A Blog by Jonathan Low

 

Dec 26, 2024

Is AI's Productivity Issue That It's Trying To Solve the Wrong Problems?

AI is facing challenges as many investors and potential corporate customers believe it costs too much while failing to provide truly revolutionary gains. 

Some experts think this is because executives who fear being perceived as falling behind competitors are falling for big tech's hype, rather than making the effort what AI can actually do for them, taking the time to design holistic approaches to implementation and then using the technology to improve performance rather than merely replace people. JL

Jared Newman reports in Fast Company
:

Nobel Laureate Daron Acemoglu projects gen AI will only automate 4.6% of tasks over the next decade, with an average cost savings of 14.4%, for a total productivity gain of 0.66%. He projects productivity gains from AI will be a mere 0.53%, and that GDP will only grow by 1% over the next decade. Acemoglu is dismayed by the amount of hype around AI that leads to wasteful spending. Business leaders are feeling, ‘if I’m not investing in AI, I’m falling behind my competitors, I should just go find something to do with AI.'” More targeted AI technologies don’t rely on expensive large language models from big tech companies, but empower individuals, rather than taking tasks away from them, or telling them what to do.”

Around the time that MIT economist Daron Acemoglu became one of AI’s most prominent hype-busters, he also won a Nobel Prize.

While those two things are not directly related, Acemoglu says there’s a common thread. Acemoglu and his co-laureates, Simon Johnson and James Robinson, were recognized for their research on how societies with extractive political systems are less prosperous over time than those that emphasize individual rights. Likewise, Acemoglu believes there will be limited financial return from AI that aims to replace human judgment.

“We need investment for alternative approaches to AI, and alternative technologies, those that I would say are more centered on making workers more productive, and providing better information to workers,” Acemoglu says.

In a research paper published in May, Acemoglu projected that generative AI will only automate about 4.6% of tasks over the next decade, with an average cost savings of 14.4%. Multiply those factors, and the total productivity gain is a paltry 0.66%, which Acemoglu says is a generous estimate, based on the idea that AI will become better at performing some hard-to-learn tasks. He projects that the true productivity gains from AI will be a mere 0.53%, and that GDP will only grow by about 1% over the next decade.

Although he’s been reiterating these points in numerous interviewsarticles, and research reports, Acemoglu says he’s not an AI pessimist.
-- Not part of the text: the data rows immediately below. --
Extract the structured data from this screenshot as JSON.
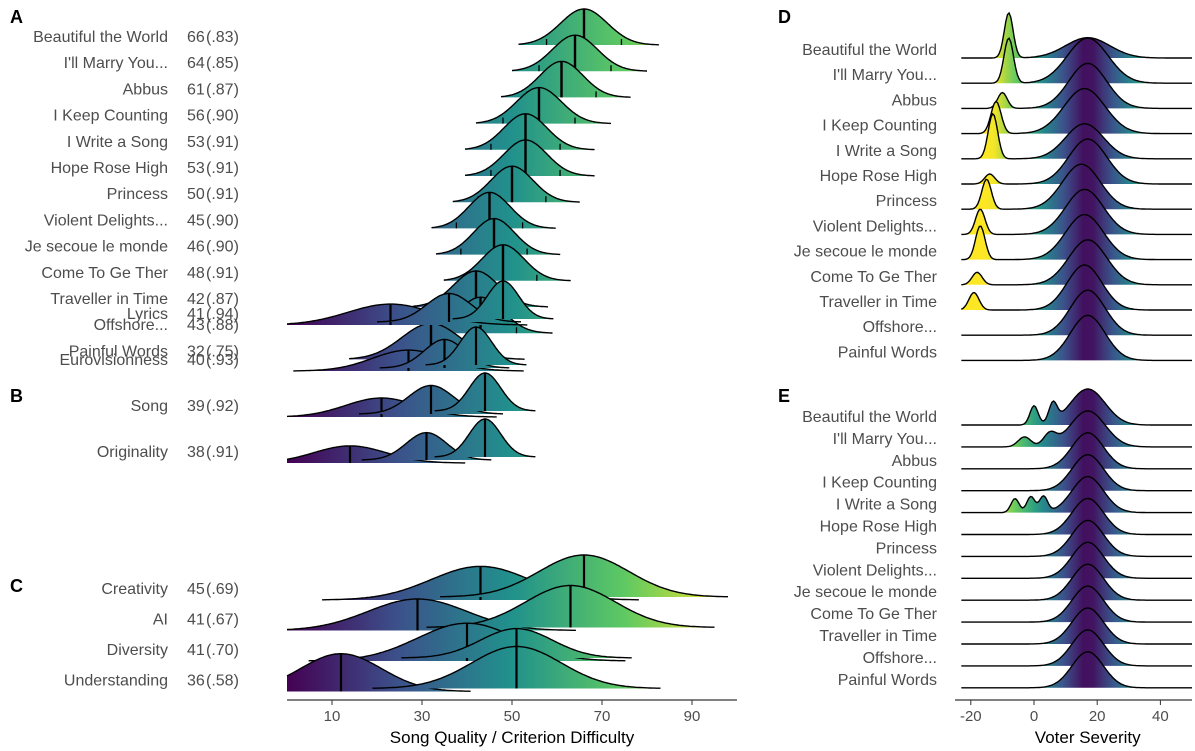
{
  "chart_data": [
    {
      "panel": "A",
      "type": "ridgeline",
      "rows": [
        {
          "name": "Beautiful the World",
          "score": "66",
          "reliability": "(.83)",
          "mean": 66,
          "sd": 5.2
        },
        {
          "name": "I'll Marry You...",
          "score": "64",
          "reliability": "(.85)",
          "mean": 64,
          "sd": 5.0
        },
        {
          "name": "Abbus",
          "score": "61",
          "reliability": "(.87)",
          "mean": 61,
          "sd": 4.8
        },
        {
          "name": "I Keep Counting",
          "score": "56",
          "reliability": "(.90)",
          "mean": 56,
          "sd": 5.0
        },
        {
          "name": "I Write a Song",
          "score": "53",
          "reliability": "(.91)",
          "mean": 53,
          "sd": 4.8
        },
        {
          "name": "Hope Rose High",
          "score": "53",
          "reliability": "(.91)",
          "mean": 53,
          "sd": 4.8
        },
        {
          "name": "Princess",
          "score": "50",
          "reliability": "(.91)",
          "mean": 50,
          "sd": 4.7
        },
        {
          "name": "Violent Delights...",
          "score": "45",
          "reliability": "(.90)",
          "mean": 45,
          "sd": 4.6
        },
        {
          "name": "Je secoue le monde",
          "score": "46",
          "reliability": "(.90)",
          "mean": 46,
          "sd": 4.6
        },
        {
          "name": "Come To Ge Ther",
          "score": "48",
          "reliability": "(.91)",
          "mean": 48,
          "sd": 4.7
        },
        {
          "name": "Traveller in Time",
          "score": "42",
          "reliability": "(.87)",
          "mean": 42,
          "sd": 5.0
        },
        {
          "name": "Offshore...",
          "score": "43",
          "reliability": "(.88)",
          "mean": 43,
          "sd": 5.0
        },
        {
          "name": "Painful Words",
          "score": "32",
          "reliability": "(.75)",
          "mean": 32,
          "sd": 6.5
        }
      ]
    },
    {
      "panel": "B",
      "type": "ridgeline",
      "rows": [
        {
          "name": "Lyrics",
          "score": "41",
          "reliability": "(.94)",
          "modes": [
            [
              23,
              9.5,
              0.55
            ],
            [
              36,
              5,
              0.75
            ],
            [
              48,
              3.5,
              1.0
            ]
          ]
        },
        {
          "name": "Eurovisionness",
          "score": "40",
          "reliability": "(.93)",
          "modes": [
            [
              27,
              8,
              0.55
            ],
            [
              35,
              4.5,
              0.75
            ],
            [
              42,
              3.5,
              1.0
            ]
          ]
        },
        {
          "name": "Song",
          "score": "39",
          "reliability": "(.92)",
          "modes": [
            [
              21,
              8,
              0.5
            ],
            [
              32,
              5,
              0.75
            ],
            [
              44,
              3.5,
              1.0
            ]
          ]
        },
        {
          "name": "Originality",
          "score": "38",
          "reliability": "(.91)",
          "modes": [
            [
              14,
              8,
              0.45
            ],
            [
              31,
              4.5,
              0.72
            ],
            [
              44,
              3.5,
              1.0
            ]
          ]
        }
      ]
    },
    {
      "panel": "C",
      "type": "ridgeline",
      "rows": [
        {
          "name": "Creativity",
          "score": "45",
          "reliability": "(.69)",
          "modes": [
            [
              43,
              11,
              0.8
            ],
            [
              66,
              10,
              1.0
            ]
          ]
        },
        {
          "name": "AI",
          "score": "41",
          "reliability": "(.67)",
          "modes": [
            [
              29,
              11,
              0.75
            ],
            [
              63,
              10,
              1.0
            ]
          ]
        },
        {
          "name": "Diversity",
          "score": "41",
          "reliability": "(.70)",
          "modes": [
            [
              40,
              11,
              0.9
            ],
            [
              51,
              8,
              0.7
            ]
          ]
        },
        {
          "name": "Understanding",
          "score": "36",
          "reliability": "(.58)",
          "modes": [
            [
              12,
              9,
              0.9
            ],
            [
              51,
              10,
              1.0
            ]
          ]
        }
      ]
    },
    {
      "panel": "D",
      "type": "ridgeline",
      "rows": [
        {
          "name": "Beautiful the World",
          "modes": [
            [
              -8,
              1.4,
              1.0
            ],
            [
              17,
              7,
              0.45
            ]
          ]
        },
        {
          "name": "I'll Marry You...",
          "modes": [
            [
              -8,
              1.5,
              0.6
            ],
            [
              17,
              6.5,
              0.6
            ]
          ]
        },
        {
          "name": "Abbus",
          "modes": [
            [
              -10,
              1.5,
              0.3
            ],
            [
              17,
              6,
              0.85
            ]
          ]
        },
        {
          "name": "I Keep Counting",
          "modes": [
            [
              -12,
              1.6,
              0.5
            ],
            [
              16,
              6.5,
              0.7
            ]
          ]
        },
        {
          "name": "I Write a Song",
          "modes": [
            [
              -13,
              1.5,
              0.9
            ],
            [
              16,
              6,
              0.7
            ]
          ]
        },
        {
          "name": "Hope Rose High",
          "modes": [
            [
              -14,
              1.6,
              0.2
            ],
            [
              17,
              6,
              0.9
            ]
          ]
        },
        {
          "name": "Princess",
          "modes": [
            [
              -15,
              1.5,
              0.5
            ],
            [
              15,
              6,
              0.75
            ]
          ]
        },
        {
          "name": "Violent Delights...",
          "modes": [
            [
              -17,
              1.5,
              0.45
            ],
            [
              16,
              6,
              0.8
            ]
          ]
        },
        {
          "name": "Je secoue le monde",
          "modes": [
            [
              -17,
              1.5,
              0.6
            ],
            [
              16,
              6,
              0.8
            ]
          ]
        },
        {
          "name": "Come To Ge Ther",
          "modes": [
            [
              -18,
              1.6,
              0.25
            ],
            [
              17,
              6,
              0.9
            ]
          ]
        },
        {
          "name": "Traveller in Time",
          "modes": [
            [
              -19,
              1.6,
              0.35
            ],
            [
              16,
              5.5,
              0.9
            ]
          ]
        },
        {
          "name": "Offshore...",
          "modes": [
            [
              17,
              5.5,
              1.0
            ]
          ]
        },
        {
          "name": "Painful Words",
          "modes": [
            [
              17,
              5.5,
              1.0
            ]
          ]
        }
      ],
      "xlabel": "Voter Severity"
    },
    {
      "panel": "E",
      "type": "ridgeline",
      "rows": [
        {
          "name": "Beautiful the World",
          "modes": [
            [
              0,
              1.3,
              0.5
            ],
            [
              6,
              1.3,
              0.5
            ],
            [
              17,
              5.5,
              0.95
            ]
          ]
        },
        {
          "name": "I'll Marry You...",
          "modes": [
            [
              -3,
              2,
              0.25
            ],
            [
              5,
              2,
              0.3
            ],
            [
              17,
              5.5,
              0.9
            ]
          ]
        },
        {
          "name": "Abbus",
          "modes": [
            [
              17,
              5,
              1.0
            ]
          ]
        },
        {
          "name": "I Keep Counting",
          "modes": [
            [
              17,
              5,
              1.0
            ]
          ]
        },
        {
          "name": "I Write a Song",
          "modes": [
            [
              -6,
              1.3,
              0.35
            ],
            [
              -1,
              1.3,
              0.4
            ],
            [
              3,
              1.3,
              0.4
            ],
            [
              17,
              5,
              0.9
            ]
          ]
        },
        {
          "name": "Hope Rose High",
          "modes": [
            [
              17,
              5,
              1.0
            ]
          ]
        },
        {
          "name": "Princess",
          "modes": [
            [
              17,
              5,
              1.0
            ]
          ]
        },
        {
          "name": "Violent Delights...",
          "modes": [
            [
              17,
              5,
              1.0
            ]
          ]
        },
        {
          "name": "Je secoue le monde",
          "modes": [
            [
              17,
              5,
              1.0
            ]
          ]
        },
        {
          "name": "Come To Ge Ther",
          "modes": [
            [
              17,
              5,
              1.0
            ]
          ]
        },
        {
          "name": "Traveller in Time",
          "modes": [
            [
              17,
              5,
              1.0
            ]
          ]
        },
        {
          "name": "Offshore...",
          "modes": [
            [
              17,
              5,
              1.0
            ]
          ]
        },
        {
          "name": "Painful Words",
          "modes": [
            [
              17,
              5,
              1.0
            ]
          ]
        }
      ],
      "xlabel": "Voter Severity"
    }
  ],
  "left_axis": {
    "xlabel": "Song Quality / Criterion Difficulty",
    "ticks": [
      10,
      30,
      50,
      70,
      90
    ],
    "xlim": [
      0,
      100
    ]
  },
  "right_axis": {
    "ticks": [
      -20,
      0,
      20,
      40
    ],
    "xlim": [
      -25,
      50
    ]
  },
  "colorscale": [
    "#440154",
    "#3b528b",
    "#21918c",
    "#5ec962",
    "#fde725"
  ]
}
He’s just dismayed by the amount of hype around AI—including in the media—that can lead to wasteful spending by businesses.

“They’re telling you, ‘Oh look at ChatGPT, it passed the bar exam, there’s going to be no need for lawyers,’ and all that crap, which has nothing to do with reality,” he says. “And that creates this environment, which I think is very, very bad, where CEOs and business leaders are feeling, ‘Oh, if I’m not investing in AI, I’m falling behind my competitors, I should just go ahead to find something to do with AI.'”

Acemoglu says he’s now putting his money where his mouth is, working on the development of more targeted AI technologies that don’t rely on expensive large language models from big tech companies. One example, he says, will provide better information to lawyers, so they can encourage better settlements and make the legal system more efficient.

 

“We’re hoping to design things that give information to individual actors by empowering individuals,” he says, “rather than taking tasks away from them, or coming from the top and telling them what to do.”